5 Jahre Leben mit Fukushima - 30 Jahre Leben mit Tschernobyl
Internationaler IPPNW-Kongreß vom 26. bis 28. Februar 2016 in der Urania, Berlin

Liudmila Marushkevich, ehemalige Mathematiklehrerin und ehrenamtlich in der belarussischen, gemeinnützigen Stiftung "Den Kindern von Tschernobyl" tätig, über ihr Projekt "Leben mit Diabetes" und die Kinder von Tschernobyl und das radioaktive Vergessen


16. Oktober 2015 im tschechischen Atomkraftwerk Temelin. Bei der Routinekontrolle eines Fremdarbeiters sprechen plötzlich die hochempfindlichen Meßgeräte an und schlagen Alarm. Mit Hochdruck wird nach dem "Störfall" gefahndet, aber nichts gefunden. Eine anschließende Untersuchung des Mannes ergibt: Er hat in den Tagen davor Wildschweinfleisch gegessen, das mit radioaktivem Cäsium-137 aus dem Böhmerwald kontaminiert war. Diese Isotope sind noch ein Rest des Fallouts, der bei der Explosion des Reaktor 4 von Tschernobyl am 26. April 1986 auch über weite Teile Europas niederging. Die Halbwertszeit von Cäsium-137 beträgt 30 Jahre. Auch wenn die Gefahr der atomaren Verstrahlung in den Köpfen der Menschen allmählich verblaßt, bedeuten 30 Jahre für radioaktive Cäsiumisotope nur, daß die Hälfte der Isotope bereits zerfallen sind und dabei ihre Strahlung von sich gegeben haben. Der Rest ist immer noch präsent und wird - rein statistisch - zur tickenden Zeitbombe für das Risiko, an Krebs zu erkranken, die jene betrifft, die damit auf irgendeine Weise in Kontakt kommen. Das kann überall dort sein, wo die radioaktiven Isotope der Brandwolken von Tschernobyl die Erde, die Pflanzen, die Luft oder das Wasser berühren konnten ... [1]

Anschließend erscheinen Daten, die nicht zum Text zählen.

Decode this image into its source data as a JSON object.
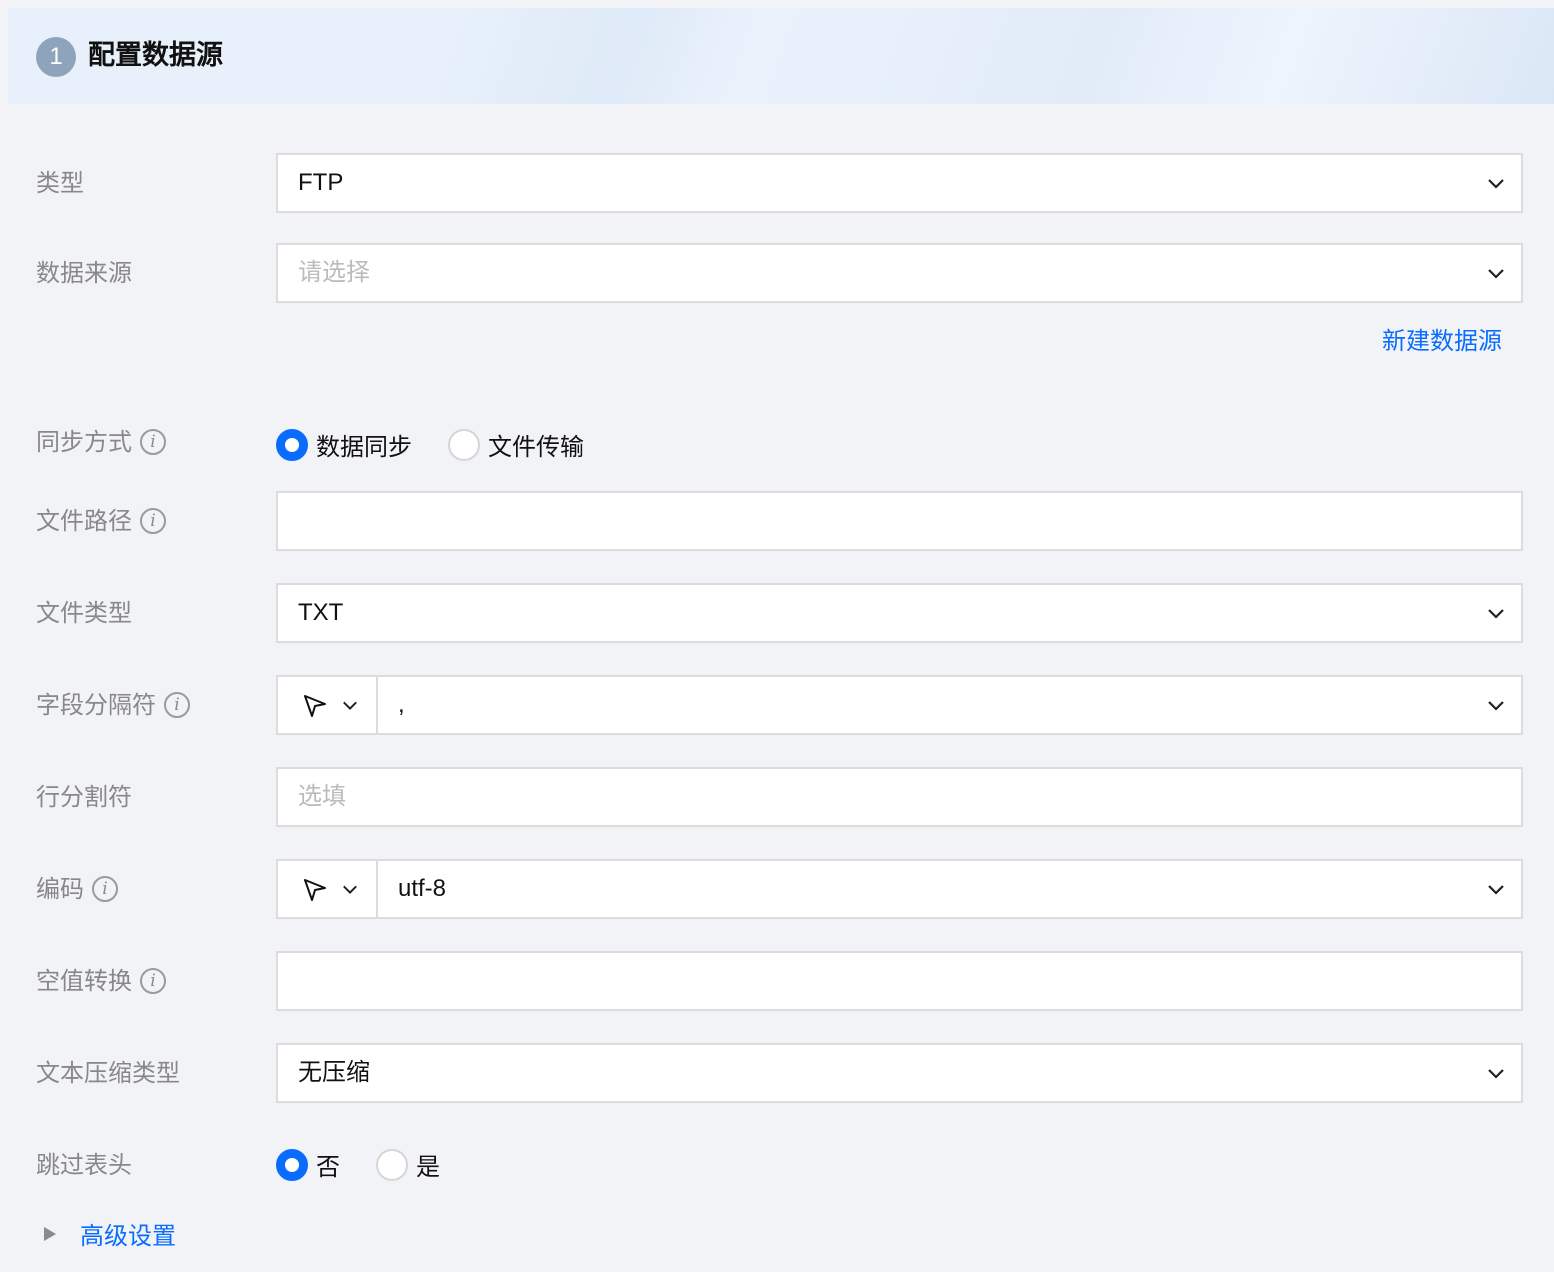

Geschichten über den leichtfertigen Umgang mit und das Vergessen von der immer noch vorhandenen Radioaktivität kennt auch Liudmila Marushkevich, die sie im Rahmen des Forum 1 "30 Jahre Leben mit Tschernobyl - Eine Bilanz der gesundheitlichen und ökologischen Schäden" als eine mögliche Erklärung dafür aufzeigte, warum auch heute noch Menschen in Weißrußland unter den Spätfolgen des damaligen Super-GAUs, der größten nuklearen Katastrophe des 20. Jahrhunderts, leiden.

Die ehemalige Mathematiklehrerin schilderte auf dem Internationalen Kongreß "5 Jahre Leben mit Fukushima - 30 Jahre Leben mit Tschernobyl", der vom IPPNW (International Physicians for the Prevention of Nuclear War - Internationale Ärzte für die Verhütung des Atomkrieges. Ärzte in sozialer Verantwortung) vom 26. bis 28. Februar 2016 in der Urania, Berlin, organisiert wurde, ihre eigenen Erfahrungen und Beobachtungen während und nach der Katastrophe. Sie stammt aus der Gegend im Süden und Südwesten Weißrußlands, das zu 70 Prozent von dem radioaktiven Inferno direkt betroffen war. Über 530 Dörfer in der Umgebung von Gomel und Mogilew wurden mit Cäsium-137, Strontium und Plutonium verseucht. Darunter auch der Ort ihrer Familie, die sich dort wenige Tage nach dem Unglück zu den traditionellen Maifeierlichkeiten versammelte.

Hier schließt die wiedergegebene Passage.